Poor legal advice invalidates Binding Financial Agreement

30-July-2012 Family Law By Simone Green

For a Binding Financial Agreement to be valid, or binding, certain conditions must be considered. Section 90G(1)(b) requires that each party be provided with independent legal advice from a qualified practitioner about the effect of the agreement, the rights of that party and the advantages and disadvantages to that party of making the agreement.

The court’s decision in Hoult [2011] FamCA 1023 provides an example of why a financial agreement may be declared not binding.

In Hoult the wife alleged that she was not able to fully comprehend what was being read to her. Further her solicitor did not explain the law relating to the agreement. Nor did he ask her any questions about the history of her marriage, speak to her about her rights, or outline the advantages or disadvantages arising from the agreement.

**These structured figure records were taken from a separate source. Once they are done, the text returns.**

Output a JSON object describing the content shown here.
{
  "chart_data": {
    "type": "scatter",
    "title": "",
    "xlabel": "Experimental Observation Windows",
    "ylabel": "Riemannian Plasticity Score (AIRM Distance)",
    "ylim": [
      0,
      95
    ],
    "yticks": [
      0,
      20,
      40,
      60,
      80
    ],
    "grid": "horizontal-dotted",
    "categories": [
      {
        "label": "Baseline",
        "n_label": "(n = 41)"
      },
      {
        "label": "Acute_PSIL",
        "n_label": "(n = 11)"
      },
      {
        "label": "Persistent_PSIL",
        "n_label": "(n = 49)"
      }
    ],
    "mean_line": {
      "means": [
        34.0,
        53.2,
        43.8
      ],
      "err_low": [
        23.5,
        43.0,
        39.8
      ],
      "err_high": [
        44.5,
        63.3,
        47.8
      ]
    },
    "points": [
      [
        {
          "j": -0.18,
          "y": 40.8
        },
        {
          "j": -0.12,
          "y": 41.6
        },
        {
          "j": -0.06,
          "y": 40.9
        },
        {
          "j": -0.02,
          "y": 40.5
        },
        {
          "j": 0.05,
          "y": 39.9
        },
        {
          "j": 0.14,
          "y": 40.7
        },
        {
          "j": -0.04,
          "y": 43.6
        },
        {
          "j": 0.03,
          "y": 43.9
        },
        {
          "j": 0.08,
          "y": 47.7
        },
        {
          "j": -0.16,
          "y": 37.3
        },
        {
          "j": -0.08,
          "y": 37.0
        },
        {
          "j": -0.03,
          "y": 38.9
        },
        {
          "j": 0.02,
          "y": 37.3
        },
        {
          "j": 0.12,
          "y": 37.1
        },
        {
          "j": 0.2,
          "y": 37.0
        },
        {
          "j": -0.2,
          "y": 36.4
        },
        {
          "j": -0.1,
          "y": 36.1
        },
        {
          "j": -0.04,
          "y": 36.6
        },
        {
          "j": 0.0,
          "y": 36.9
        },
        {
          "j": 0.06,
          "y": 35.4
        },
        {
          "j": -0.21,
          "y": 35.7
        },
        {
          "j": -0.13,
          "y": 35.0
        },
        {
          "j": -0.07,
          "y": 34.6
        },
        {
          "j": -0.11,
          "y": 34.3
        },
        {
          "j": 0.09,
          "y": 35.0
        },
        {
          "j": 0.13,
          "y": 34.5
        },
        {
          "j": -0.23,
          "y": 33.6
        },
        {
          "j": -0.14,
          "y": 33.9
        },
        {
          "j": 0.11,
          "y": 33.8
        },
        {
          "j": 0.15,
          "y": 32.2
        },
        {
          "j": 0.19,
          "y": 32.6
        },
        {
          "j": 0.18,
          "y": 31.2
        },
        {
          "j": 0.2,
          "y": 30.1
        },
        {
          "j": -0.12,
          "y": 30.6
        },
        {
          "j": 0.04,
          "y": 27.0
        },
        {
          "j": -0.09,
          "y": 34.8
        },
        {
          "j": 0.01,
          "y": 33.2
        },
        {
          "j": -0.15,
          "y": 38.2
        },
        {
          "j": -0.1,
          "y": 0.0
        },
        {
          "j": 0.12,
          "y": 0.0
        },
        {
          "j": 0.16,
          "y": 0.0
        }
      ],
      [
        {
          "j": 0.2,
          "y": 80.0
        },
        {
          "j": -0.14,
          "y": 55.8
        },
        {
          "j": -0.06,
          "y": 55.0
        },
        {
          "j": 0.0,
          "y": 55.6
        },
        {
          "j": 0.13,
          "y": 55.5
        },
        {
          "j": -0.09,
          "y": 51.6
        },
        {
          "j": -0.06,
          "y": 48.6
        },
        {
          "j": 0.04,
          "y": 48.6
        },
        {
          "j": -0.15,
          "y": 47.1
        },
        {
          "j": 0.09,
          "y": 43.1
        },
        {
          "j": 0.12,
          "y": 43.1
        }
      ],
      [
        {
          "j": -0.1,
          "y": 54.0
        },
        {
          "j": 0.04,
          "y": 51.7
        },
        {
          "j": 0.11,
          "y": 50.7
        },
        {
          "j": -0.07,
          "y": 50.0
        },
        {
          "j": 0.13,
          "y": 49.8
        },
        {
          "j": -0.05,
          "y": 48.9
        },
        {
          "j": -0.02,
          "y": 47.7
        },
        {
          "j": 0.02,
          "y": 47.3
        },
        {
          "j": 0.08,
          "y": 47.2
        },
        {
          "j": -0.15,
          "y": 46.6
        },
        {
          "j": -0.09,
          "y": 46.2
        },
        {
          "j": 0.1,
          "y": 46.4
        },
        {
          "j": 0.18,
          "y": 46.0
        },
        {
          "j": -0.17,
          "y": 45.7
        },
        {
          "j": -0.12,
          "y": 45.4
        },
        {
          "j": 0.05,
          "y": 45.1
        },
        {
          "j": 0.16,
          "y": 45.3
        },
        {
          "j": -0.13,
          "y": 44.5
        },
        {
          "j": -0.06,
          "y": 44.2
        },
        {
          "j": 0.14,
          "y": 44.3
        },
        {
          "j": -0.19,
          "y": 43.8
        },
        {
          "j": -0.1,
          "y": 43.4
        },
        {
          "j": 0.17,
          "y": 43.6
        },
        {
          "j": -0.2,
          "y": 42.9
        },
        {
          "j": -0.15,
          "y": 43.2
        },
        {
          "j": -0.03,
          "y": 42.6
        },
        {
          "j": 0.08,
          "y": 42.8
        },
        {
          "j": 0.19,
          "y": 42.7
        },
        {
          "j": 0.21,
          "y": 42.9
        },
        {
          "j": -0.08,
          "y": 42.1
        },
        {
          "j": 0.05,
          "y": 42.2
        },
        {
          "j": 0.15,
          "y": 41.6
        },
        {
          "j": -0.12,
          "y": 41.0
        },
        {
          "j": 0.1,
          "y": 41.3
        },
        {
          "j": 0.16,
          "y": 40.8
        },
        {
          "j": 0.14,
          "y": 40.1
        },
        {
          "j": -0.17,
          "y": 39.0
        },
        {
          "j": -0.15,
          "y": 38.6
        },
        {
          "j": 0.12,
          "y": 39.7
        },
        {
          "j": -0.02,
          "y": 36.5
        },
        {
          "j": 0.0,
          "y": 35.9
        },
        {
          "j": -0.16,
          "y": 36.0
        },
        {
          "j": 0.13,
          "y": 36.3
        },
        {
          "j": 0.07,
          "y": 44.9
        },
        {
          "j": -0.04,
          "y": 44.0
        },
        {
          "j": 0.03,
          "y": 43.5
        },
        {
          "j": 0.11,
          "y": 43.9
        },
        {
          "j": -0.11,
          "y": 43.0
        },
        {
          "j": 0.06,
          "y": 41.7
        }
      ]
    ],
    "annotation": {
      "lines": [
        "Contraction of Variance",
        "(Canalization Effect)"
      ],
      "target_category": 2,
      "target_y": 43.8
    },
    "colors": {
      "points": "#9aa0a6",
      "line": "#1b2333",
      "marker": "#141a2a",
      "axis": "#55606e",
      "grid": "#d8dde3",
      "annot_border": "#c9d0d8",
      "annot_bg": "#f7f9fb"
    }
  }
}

The evidence of the solicitor was not sufficient to demonstrate that independent legal advice had actually been given to the wife about the advantages and disadvantages of the agreement. The solicitor’s evidence was held to be unsatisfactory. This was particularly because the client’s file contained no diary notes, statements, correspondence or anything else in writing to which reference could be made in respect of the advice given to the wife. In this regard Murphy J commented that it is prudent for solicitors to make “comprehensive diary notes or other memoranda” to assist recall or as evidence. Accordingly it was held that the agreement was not binding on the parties.